The salary for a tanker truck driver varies depending on the level of education, amount of experience, geographic location, specific industry and job market demand. Some commercial truckers get paid per load on a contractual basis and others get paid per mile at a set rate. In the United States, the average salary for a tanker truck driver is $80,727 per year.

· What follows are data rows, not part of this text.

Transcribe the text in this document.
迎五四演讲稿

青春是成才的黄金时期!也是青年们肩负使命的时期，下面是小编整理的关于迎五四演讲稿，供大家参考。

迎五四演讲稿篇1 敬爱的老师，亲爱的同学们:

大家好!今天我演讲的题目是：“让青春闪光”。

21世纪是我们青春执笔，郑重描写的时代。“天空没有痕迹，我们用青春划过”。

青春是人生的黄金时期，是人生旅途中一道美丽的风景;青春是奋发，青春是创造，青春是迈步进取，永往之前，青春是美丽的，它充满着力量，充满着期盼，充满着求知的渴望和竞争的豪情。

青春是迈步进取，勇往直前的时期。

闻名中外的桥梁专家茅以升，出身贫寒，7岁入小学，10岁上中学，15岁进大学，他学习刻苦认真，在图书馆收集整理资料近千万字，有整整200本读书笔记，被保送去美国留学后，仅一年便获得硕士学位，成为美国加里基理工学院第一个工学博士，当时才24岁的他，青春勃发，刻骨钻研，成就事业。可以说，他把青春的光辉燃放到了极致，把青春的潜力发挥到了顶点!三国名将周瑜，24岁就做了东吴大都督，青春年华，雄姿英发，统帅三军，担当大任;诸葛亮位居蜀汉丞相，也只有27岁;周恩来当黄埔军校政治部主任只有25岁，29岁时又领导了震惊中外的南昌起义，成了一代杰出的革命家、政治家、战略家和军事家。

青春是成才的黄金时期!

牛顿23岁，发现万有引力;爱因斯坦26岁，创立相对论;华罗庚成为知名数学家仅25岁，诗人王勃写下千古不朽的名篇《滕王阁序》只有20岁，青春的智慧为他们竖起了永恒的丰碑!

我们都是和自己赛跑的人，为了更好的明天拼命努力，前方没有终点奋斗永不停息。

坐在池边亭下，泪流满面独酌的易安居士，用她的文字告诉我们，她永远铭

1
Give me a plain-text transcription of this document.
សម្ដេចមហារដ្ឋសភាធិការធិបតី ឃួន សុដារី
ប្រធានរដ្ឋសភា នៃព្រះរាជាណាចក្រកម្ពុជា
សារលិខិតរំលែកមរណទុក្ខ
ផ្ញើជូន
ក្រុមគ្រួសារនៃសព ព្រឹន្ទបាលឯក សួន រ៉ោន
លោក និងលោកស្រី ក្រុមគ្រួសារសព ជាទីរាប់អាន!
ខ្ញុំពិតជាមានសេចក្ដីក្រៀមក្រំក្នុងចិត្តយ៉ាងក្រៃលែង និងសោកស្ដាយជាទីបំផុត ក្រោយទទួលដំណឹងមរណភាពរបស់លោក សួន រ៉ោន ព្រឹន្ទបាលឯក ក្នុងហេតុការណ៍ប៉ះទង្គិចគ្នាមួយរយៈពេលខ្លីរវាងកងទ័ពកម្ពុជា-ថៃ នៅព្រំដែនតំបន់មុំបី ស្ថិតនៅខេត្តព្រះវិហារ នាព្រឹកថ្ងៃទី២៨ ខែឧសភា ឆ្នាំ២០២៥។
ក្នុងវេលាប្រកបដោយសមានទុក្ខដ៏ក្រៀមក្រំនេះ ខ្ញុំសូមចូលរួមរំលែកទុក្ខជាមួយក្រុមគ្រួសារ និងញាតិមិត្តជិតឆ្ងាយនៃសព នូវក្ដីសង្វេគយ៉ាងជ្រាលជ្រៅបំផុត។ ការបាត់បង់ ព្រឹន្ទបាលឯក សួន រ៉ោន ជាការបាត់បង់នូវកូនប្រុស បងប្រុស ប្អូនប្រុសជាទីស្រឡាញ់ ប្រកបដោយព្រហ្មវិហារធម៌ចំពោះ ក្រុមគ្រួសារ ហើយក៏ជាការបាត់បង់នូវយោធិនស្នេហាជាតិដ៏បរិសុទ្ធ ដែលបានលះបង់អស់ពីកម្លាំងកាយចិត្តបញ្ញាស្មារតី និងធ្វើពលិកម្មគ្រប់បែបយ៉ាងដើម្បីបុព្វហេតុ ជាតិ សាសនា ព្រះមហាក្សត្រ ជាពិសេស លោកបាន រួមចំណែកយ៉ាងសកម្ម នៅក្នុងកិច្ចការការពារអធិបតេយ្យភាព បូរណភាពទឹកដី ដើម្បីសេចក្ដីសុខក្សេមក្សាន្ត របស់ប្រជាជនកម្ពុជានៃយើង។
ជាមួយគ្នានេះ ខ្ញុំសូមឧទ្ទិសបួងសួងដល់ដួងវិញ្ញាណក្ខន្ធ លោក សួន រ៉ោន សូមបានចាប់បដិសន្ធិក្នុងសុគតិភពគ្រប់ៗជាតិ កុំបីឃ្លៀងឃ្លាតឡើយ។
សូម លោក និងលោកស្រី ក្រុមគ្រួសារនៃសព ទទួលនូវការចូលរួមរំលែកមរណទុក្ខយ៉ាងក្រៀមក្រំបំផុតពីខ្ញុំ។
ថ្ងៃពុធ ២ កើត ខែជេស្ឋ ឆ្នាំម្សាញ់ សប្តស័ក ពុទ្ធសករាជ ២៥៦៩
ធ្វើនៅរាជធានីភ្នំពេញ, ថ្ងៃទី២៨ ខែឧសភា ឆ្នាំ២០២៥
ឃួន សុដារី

FAQ about tanker truck drivers
Here are some frequently asked questions about tanker trick drivers:
Is it dangerous to drive tanker trucks?
Driving a tanker truck does have additional hazards because of the unique nature of their liquid loads. Partially full tanks are especially risky when stopping, starting or turning because the force of the shifting liquid can cause the truck to roll or push forward. If the tanker is carrying a hazmat load, extra regulations and safety precautions to follow to prevent any dangerous situations. Common hazmat loads include gasoline, diesel, propane, chlorine, argon, carbon dioxide and sulfuric acid. These hazmat loads are often highly flammable, can cause skin burns or cause lung damage if inhaled.
Are there different types of CDL?
Yes, there are three classes of CDL:
Class A CDL: Includes owing vehicles and trailers over 26,001 pounds like semi-trucks, tanker trucks, truck and trailer combinations, flatbeds, livestock carriers, and most Class B and Class C vehicles.
Class B CDL: Includes single vehicles without trailers over 26,000 pounds like straight trucks, large busses, segmented buses, box trucks, tractor-trailers, dump trucks and some Class C vehicles.
Class C CDL: Includes single or towing vehicles less than 26,001 pounds like vehicles with 16 or more passengers, buses, small tanker trucks, small hazmat vehicles and double or triple trailers.
Are there CDL restrictions?
Yes, some drivers may have a restriction code placed on their CDL licenses. These restrictions get placed on your CDL license if you did not practice a particular skill during a skills test or if the driver failed that particular skills test. The most common restrictions are:
E restriction: Prohibits CDL drivers from operating a manual transmission vehicle.
L restriction: Prohibits CDL drivers from operating a full air brake system on any vehicle.
M restriction: Indicates a CDL driver can only operate a school bus, Class B or Class C vehicle.
N restriction: Indicates a CDL driver can only operate a school bus or Class C vehicle.
O restriction: Prohibits CDL drivers from operating a Class A vehicle with a fifth wheel connection.
V restriction: Indicates a CDL driver has a medical variance, like diabetes, seizures or hearing or vision impairments.
Z restriction: Prohibits CDL drivers from operating a full air brake system on a commercial motor vehicle.